Kern heard their arguments, their passion. He spoiled for a fight, not wanting to give the raiders a free pass, but it was the worst timing. Especially with one of his warriors already badly hurt—though he was too stubborn to admit it or let it slow the pack down for even a moment. Kern saw no way to ease the problem. An unfamiliar land and no friends as yet. Could he let his own bloodlust make such a decision?

It was a touchy choice, and one Ehmish saved him from making. A rustle of branches announced him, and he slipped up to the group without much more than a nod to Kern and a warm clap on the shoulder by Hydallan. He listened a moment, then smiled. It wasn’t a particularly pleasant grin, but it did raise a light behind his eyes that caught Kern’s attention.

“Ehmish?” he asked. “You have something to add?”

He nodded. Then shrugged with obvious pride to have jumped one step ahead of the others.

“I know where they are,” he promised with such easy conviction there was no doubting him.

And that decided it.





AS EHMISH TOLD it, when Wallach’s call reached him—the sharp, fierce barks of a coyote, which warned them the danger was over and they should all regroup—he had been set in place beneath a tall ponderosa with an arrow nocked and ready. He’d guessed pretty close to correct, and had placed himself right along the path of the raider’s retreat. Only Reave and Brig got to him first.

“So I started thinking about what would come next. And I—” He’d paused in his explanation. Waited until Kern nodded for him to continue. “I heard Kern’s voice in my head. As if I already knew what he’d say, and how he’d say it.”
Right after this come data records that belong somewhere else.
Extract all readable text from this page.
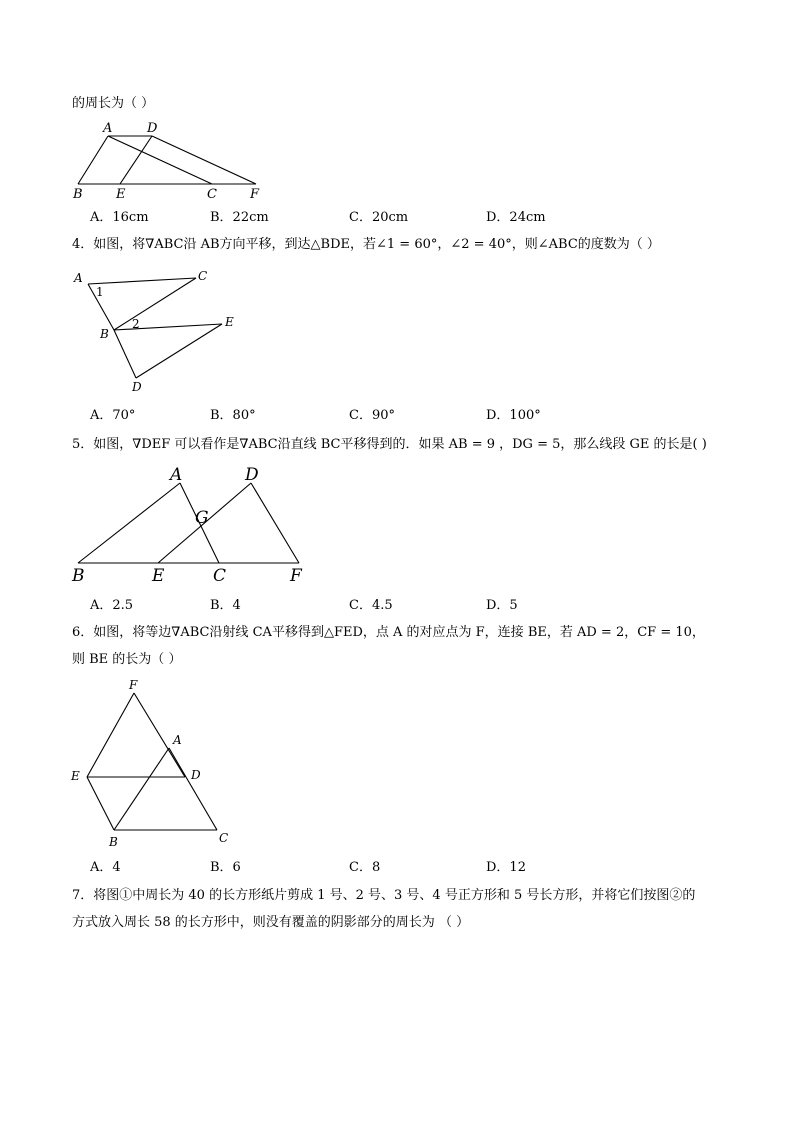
的周长为（ ）
A	D
B	E	C	F
A．16cm	B．22cm	C．20cm	D．24cm
4．如图，将∇ABC沿 AB方向平移，到达△BDE，若∠1 = 60°，∠2 = 40°，则∠ABC的度数为（ ）
A	C
1
B
2	E
D
A．70°	B．80°	C．90°	D．100°
5．如图，∇DEF 可以看作是∇ABC沿直线 BC平移得到的．如果 AB = 9 ，DG = 5，那么线段 GE 的长是( )
A	D
G
B	E	C	F
A．2.5	B．4	C．4.5	D．5
6．如图，将等边∇ABC沿射线 CA平移得到△FED，点 A 的对应点为 F，连接 BE，若 AD = 2，CF = 10，
则 BE 的长为（ ）
F
A
E	D
B	C
A．4	B．6	C．8	D．12
7．将图①中周长为 40 的长方形纸片剪成 1 号、2 号、3 号、4 号正方形和 5 号长方形，并将它们按图②的
方式放入周长 58 的长方形中，则没有覆盖的阴影部分的周长为 （ ）
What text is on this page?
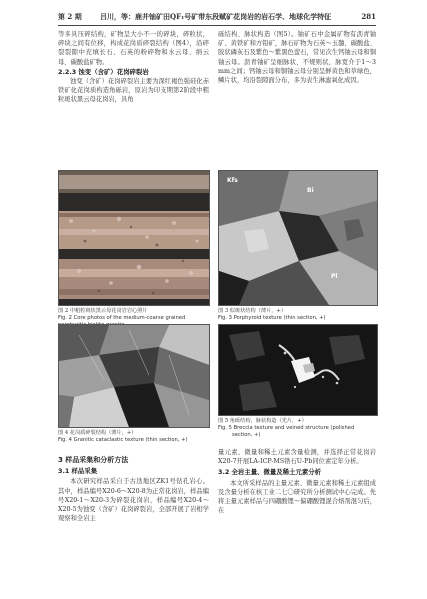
第 2 期	吕川，等：鹿井铀矿田QF₁号矿带东段赋矿花岗岩的岩石学、地球化学特征	281

等多具压碎结构，矿物呈大小不一的碎块，碎粒状，碎块之间有位移，构成花岗质碎裂结构（图4），沿碎裂裂隙中充填长石、石英的粉碎物和水云母、绢云母、碳酸盐矿物。

2.2.3 蚀变（含矿）花岗碎裂岩

蚀变（含矿）花岗碎裂岩主要为深红褐色强硅化赤铁矿化花岗质构造角砾岩，原岩为印支期第2阶段中粗粒斑状黑云母花岗岩，具角

砾结构、脉状构造（图5）。铀矿石中金属矿物有沥青铀矿、黄铁矿和方铅矿，脉石矿物为石英～玉髓、碳酸盐、胶状磷灰石及紫色～紫黑色萤石，常见次生钙铀云母和铜铀云母。沥青铀矿呈细脉状、不规则状，脉宽介于1～3 mm之间；钙铀云母和铜铀云母分别呈鲜黄色和草绿色，鳞片状，均沿裂隙面分布，多为表生淋滤氧化成因。

图 2 中粗粒斑状黑云母花岗岩岩心照片

Fig. 2 Core photos of the medium-coarse grained

Kfs
Bi
Pl

图 3 似斑状结构（薄片，+）

Fig. 3 Porphyroid texture (thin section, +)

图 4 花岗质碎裂结构（薄片，+）

Fig. 4 Granitic cataclastic texture (thin section, +)

图 5 角砾结构，脉状构造（光片，+）

Fig. 5 Breccia texture and veined structure (polished

section, +)

3 样品采集和分析方法

3.1 样品采集

本次研究样品采自于古迭地区ZK1号钻孔岩心。其中，样品编号X20-6～X20-8为正常花岗岩，样品编号X20-1～X20-3为碎裂花岗岩，样品编号X20-4～X20-5为蚀变（含矿）花岗碎裂岩，全部开展了岩相学观察和全岩主

量元素、微量和稀土元素含量检测，并选择正常花岗岩X20-7开展LA-ICP-MS锆石U-Pb同位素定年分析。

3.2 全岩主量、微量及稀土元素分析

本文所采样品的主量元素、微量元素和稀土元素组成及含量分析在核工业二七〇研究所分析测试中心完成。先将主量元素样品与四硼酸锂～偏硼酸锂混合熔剂混匀后，在
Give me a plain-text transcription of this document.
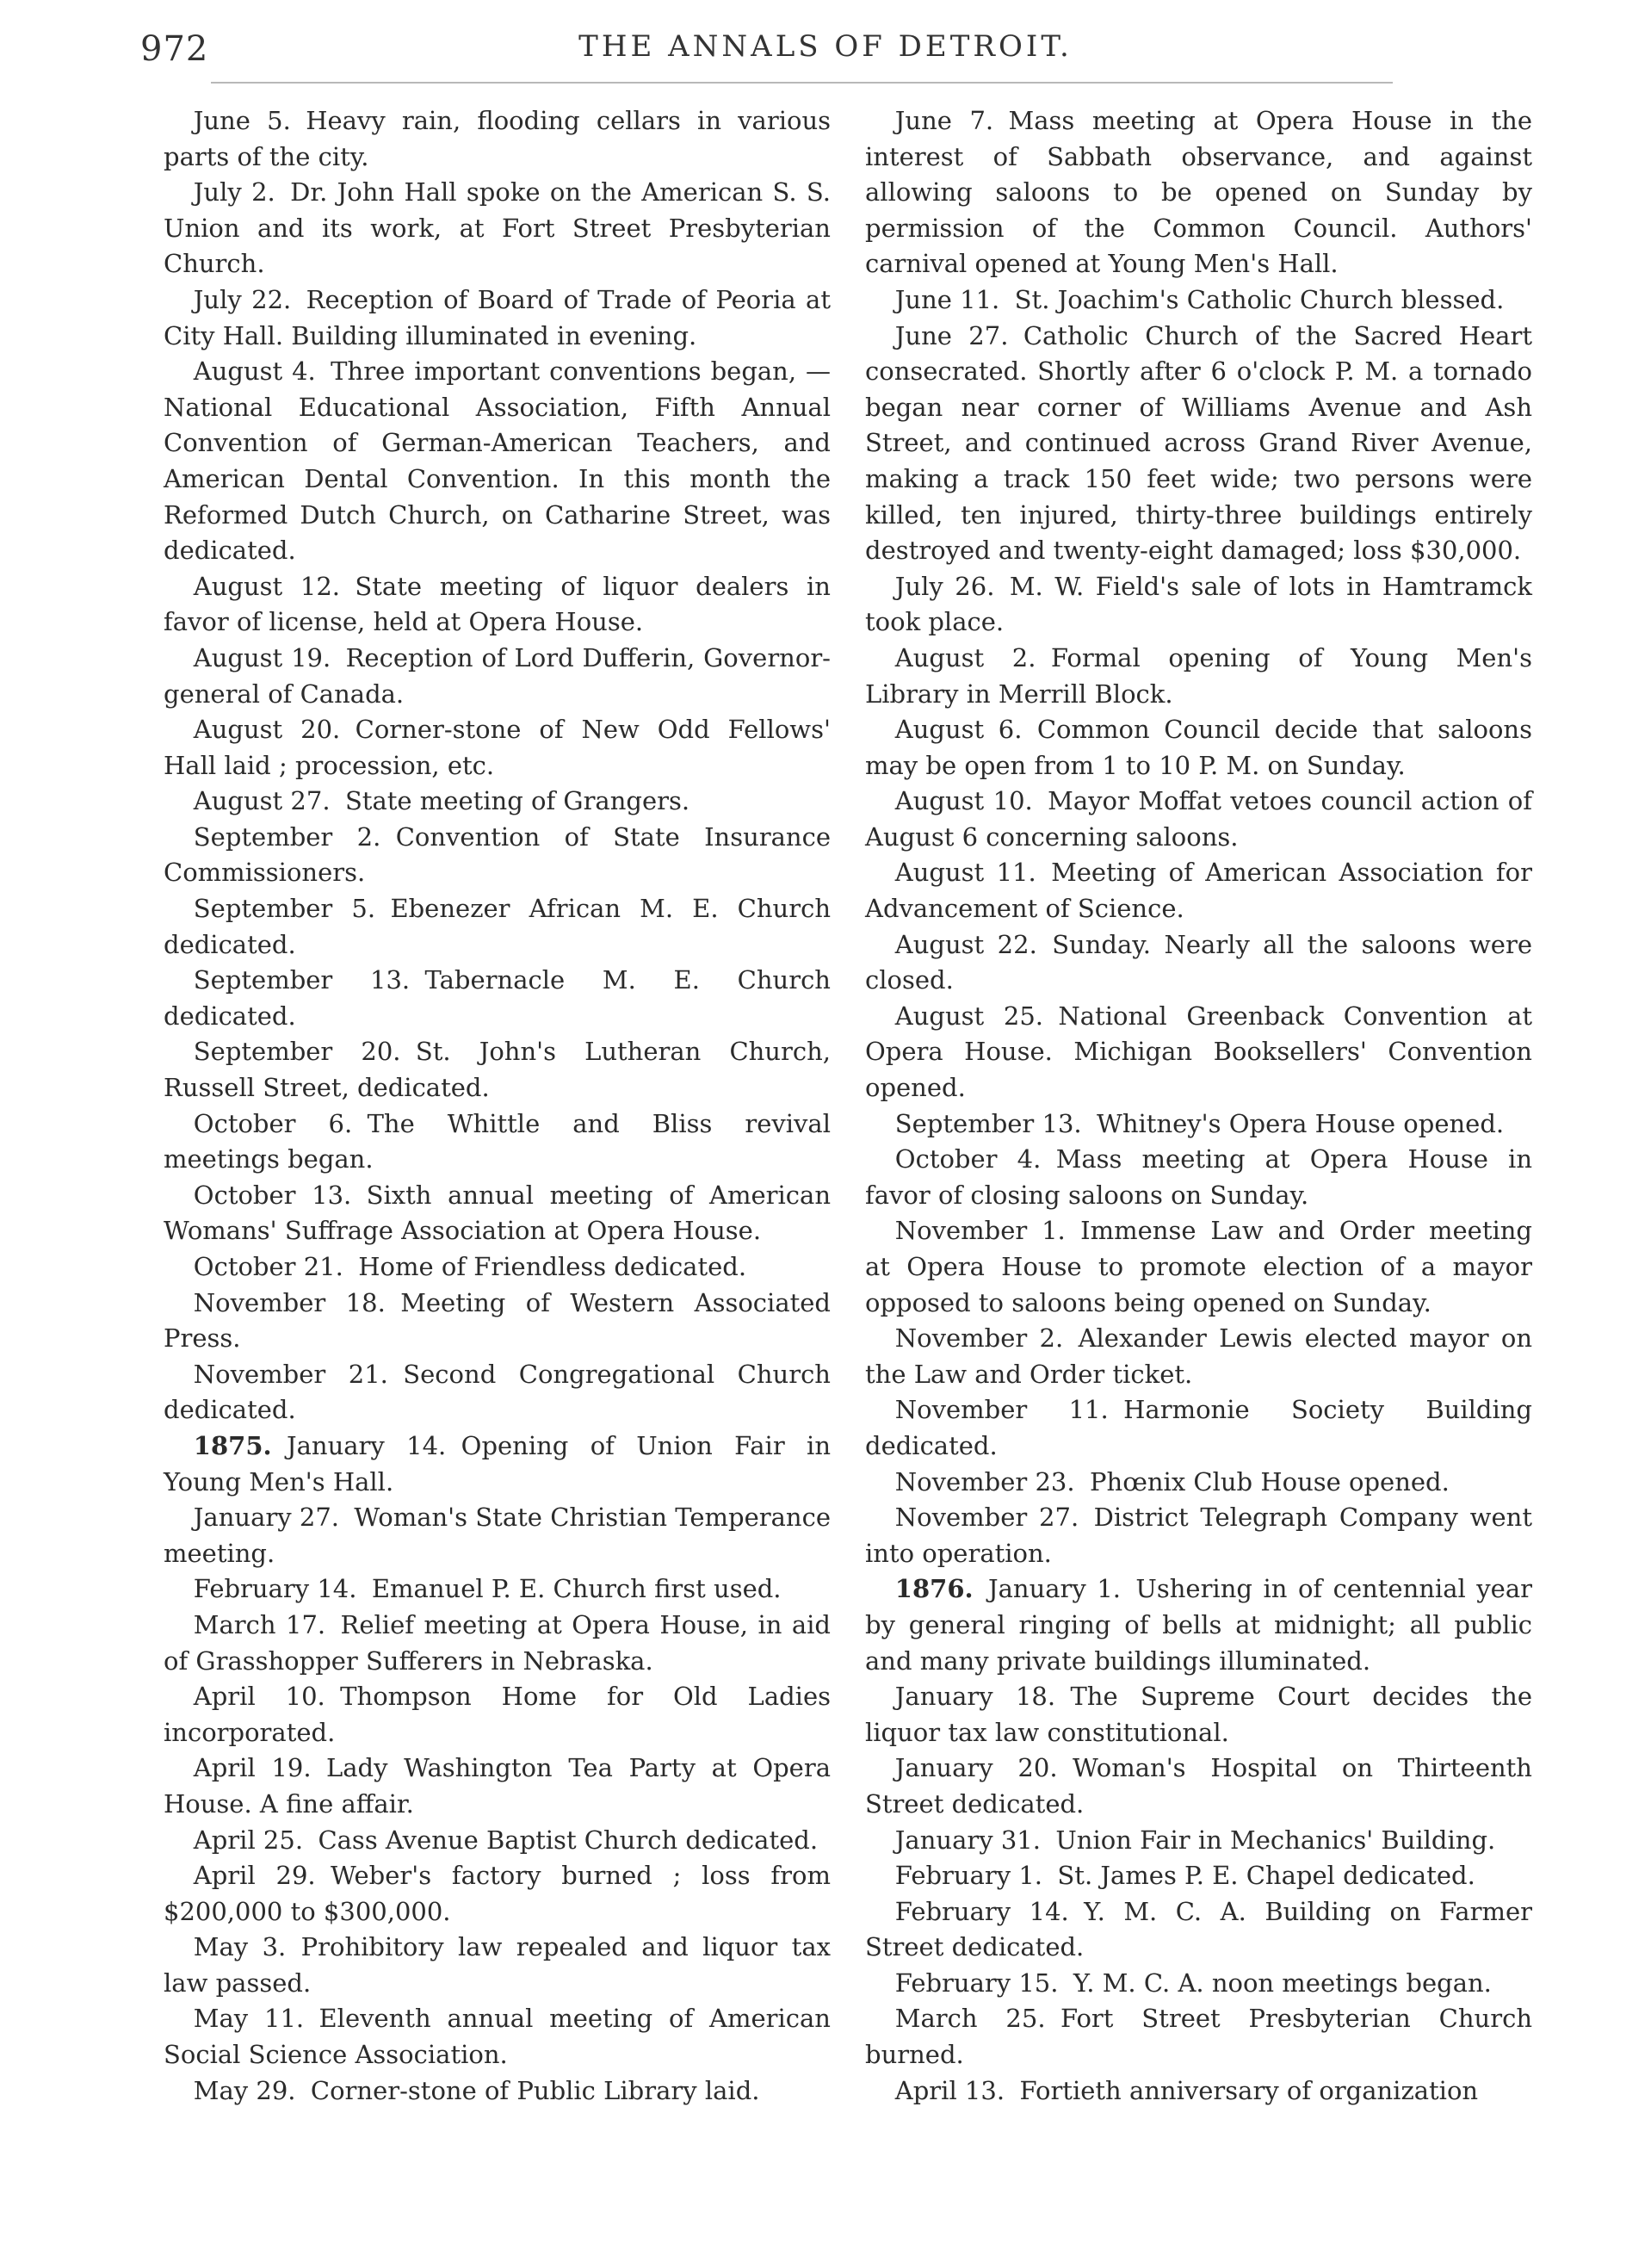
972	THE ANNALS OF DETROIT.

June 5. Heavy rain, flooding cellars in various parts of the city.

July 2. Dr. John Hall spoke on the American S. S. Union and its work, at Fort Street Presbyterian Church.

July 22. Reception of Board of Trade of Peoria at City Hall. Building illuminated in evening.

August 4. Three important conventions began, —National Educational Association, Fifth Annual Convention of German-American Teachers, and American Dental Convention. In this month the Reformed Dutch Church, on Catharine Street, was dedicated.

August 12. State meeting of liquor dealers in favor of license, held at Opera House.

August 19. Reception of Lord Dufferin, Governor-general of Canada.

August 20. Corner-stone of New Odd Fellows' Hall laid ; procession, etc.

August 27. State meeting of Grangers.

September 2. Convention of State Insurance Commissioners.

September 5. Ebenezer African M. E. Church dedicated.

September 13. Tabernacle M. E. Church dedicated.

September 20. St. John's Lutheran Church, Russell Street, dedicated.

October 6. The Whittle and Bliss revival meetings began.

October 13. Sixth annual meeting of American Womans' Suffrage Association at Opera House.

October 21. Home of Friendless dedicated.

November 18. Meeting of Western Associated Press.

November 21. Second Congregational Church dedicated.

1875. January 14. Opening of Union Fair in Young Men's Hall.

January 27. Woman's State Christian Temperance meeting.

February 14. Emanuel P. E. Church first used.

March 17. Relief meeting at Opera House, in aid of Grasshopper Sufferers in Nebraska.

April 10. Thompson Home for Old Ladies incorporated.

April 19. Lady Washington Tea Party at Opera House. A fine affair.

April 25. Cass Avenue Baptist Church dedicated.

April 29. Weber's factory burned ; loss from $200,000 to $300,000.

May 3. Prohibitory law repealed and liquor tax law passed.

May 11. Eleventh annual meeting of American Social Science Association.

May 29. Corner-stone of Public Library laid.

June 7. Mass meeting at Opera House in the interest of Sabbath observance, and against allowing saloons to be opened on Sunday by permission of the Common Council. Authors' carnival opened at Young Men's Hall.

June 11. St. Joachim's Catholic Church blessed.

June 27. Catholic Church of the Sacred Heart consecrated. Shortly after 6 o'clock P. M. a tornado began near corner of Williams Avenue and Ash Street, and continued across Grand River Avenue, making a track 150 feet wide; two persons were killed, ten injured, thirty-three buildings entirely destroyed and twenty-eight damaged; loss $30,000.

July 26. M. W. Field's sale of lots in Hamtramck took place.

August 2. Formal opening of Young Men's Library in Merrill Block.

August 6. Common Council decide that saloons may be open from 1 to 10 P. M. on Sunday.

August 10. Mayor Moffat vetoes council action of August 6 concerning saloons.

August 11. Meeting of American Association for Advancement of Science.

August 22. Sunday. Nearly all the saloons were closed.

August 25. National Greenback Convention at Opera House. Michigan Booksellers' Convention opened.

September 13. Whitney's Opera House opened.

October 4. Mass meeting at Opera House in favor of closing saloons on Sunday.

November 1. Immense Law and Order meeting at Opera House to promote election of a mayor opposed to saloons being opened on Sunday.

November 2. Alexander Lewis elected mayor on the Law and Order ticket.

November 11. Harmonie Society Building dedicated.

November 23. Phœnix Club House opened.

November 27. District Telegraph Company went into operation.

1876. January 1. Ushering in of centennial year by general ringing of bells at midnight; all public and many private buildings illuminated.

January 18. The Supreme Court decides the liquor tax law constitutional.

January 20. Woman's Hospital on Thirteenth Street dedicated.

January 31. Union Fair in Mechanics' Building.

February 1. St. James P. E. Chapel dedicated.

February 14. Y. M. C. A. Building on Farmer Street dedicated.

February 15. Y. M. C. A. noon meetings began.

March 25. Fort Street Presbyterian Church burned.

April 13. Fortieth anniversary of organization
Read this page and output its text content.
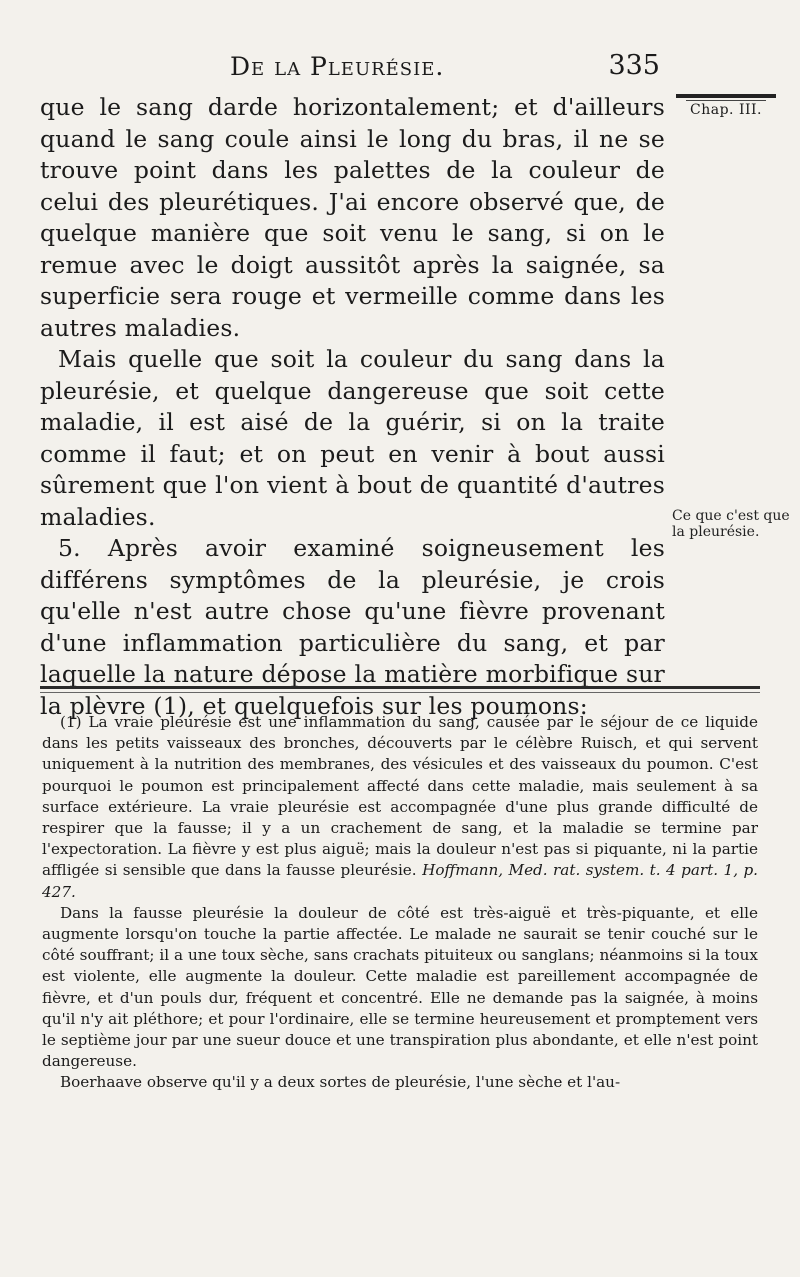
De la Pleurésie.	335
Chap. III.
Ce que c'est que la pleurésie.

que le sang darde horizontalement; et d'ailleurs quand le sang coule ainsi le long du bras, il ne se trouve point dans les palettes de la couleur de celui des pleurétiques. J'ai encore observé que, de quelque manière que soit venu le sang, si on le remue avec le doigt aussitôt après la saignée, sa superficie sera rouge et vermeille comme dans les autres maladies.

Mais quelle que soit la couleur du sang dans la pleurésie, et quelque dangereuse que soit cette maladie, il est aisé de la guérir, si on la traite comme il faut; et on peut en venir à bout aussi sûrement que l'on vient à bout de quantité d'autres maladies.

5. Après avoir examiné soigneusement les différens symptômes de la pleurésie, je crois qu'elle n'est autre chose qu'une fièvre provenant d'une inflammation particulière du sang, et par laquelle la nature dépose la matière morbifique sur la plèvre (1), et quelquefois sur les poumons:

(1) La vraie pleurésie est une inflammation du sang, causée par le séjour de ce liquide dans les petits vaisseaux des bronches, découverts par le célèbre Ruisch, et qui servent uniquement à la nutrition des membranes, des vésicules et des vaisseaux du poumon. C'est pourquoi le poumon est principalement affecté dans cette maladie, mais seulement à sa surface extérieure. La vraie pleurésie est accompagnée d'une plus grande difficulté de respirer que la fausse; il y a un crachement de sang, et la maladie se termine par l'expectoration. La fièvre y est plus aiguë; mais la douleur n'est pas si piquante, ni la partie affligée si sensible que dans la fausse pleurésie. Hoffmann, Med. rat. system. t. 4 part. 1, p. 427.

Dans la fausse pleurésie la douleur de côté est très-aiguë et très-piquante, et elle augmente lorsqu'on touche la partie affectée. Le malade ne saurait se tenir couché sur le côté souffrant; il a une toux sèche, sans crachats pituiteux ou sanglans; néanmoins si la toux est violente, elle augmente la douleur. Cette maladie est pareillement accompagnée de fièvre, et d'un pouls dur, fréquent et concentré. Elle ne demande pas la saignée, à moins qu'il n'y ait pléthore; et pour l'ordinaire, elle se termine heureusement et promptement vers le septième jour par une sueur douce et une transpiration plus abondante, et elle n'est point dangereuse.

Boerhaave observe qu'il y a deux sortes de pleurésie, l'une sèche et l'au-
Kern knew more than he wanted these days, about living with other voices in his head. He didn’t want Ehmish to dwell overlong on it.

“What did I say?” he asked.

“You said, ‘Get up a tree, boy, and tell me what you see.’”

Ehmish said this last in a rush, as if wanting to get through it. Bad enough, apparently, that he’d tried to second-guess Kern. Worse, the way “Kern” had said it.

“It was the right idea, no matter how you came about it,” Kern said, with a strong nod.

What Ehmish had seen was smoke from a campfire set a little too early for the gray wisp to be lost against a darkening sky, and a little too late that he couldn’t also pick out a few bright wisps of flame in the distance. Which was how Kern’s warriors came to be skulking through the nearby forest well after dark, guided in by the light of their enemy’s fire. They must have felt extremely confident, to set such a lax guard.

Kern smiled grimly. He intended to make them pay for that with their lives.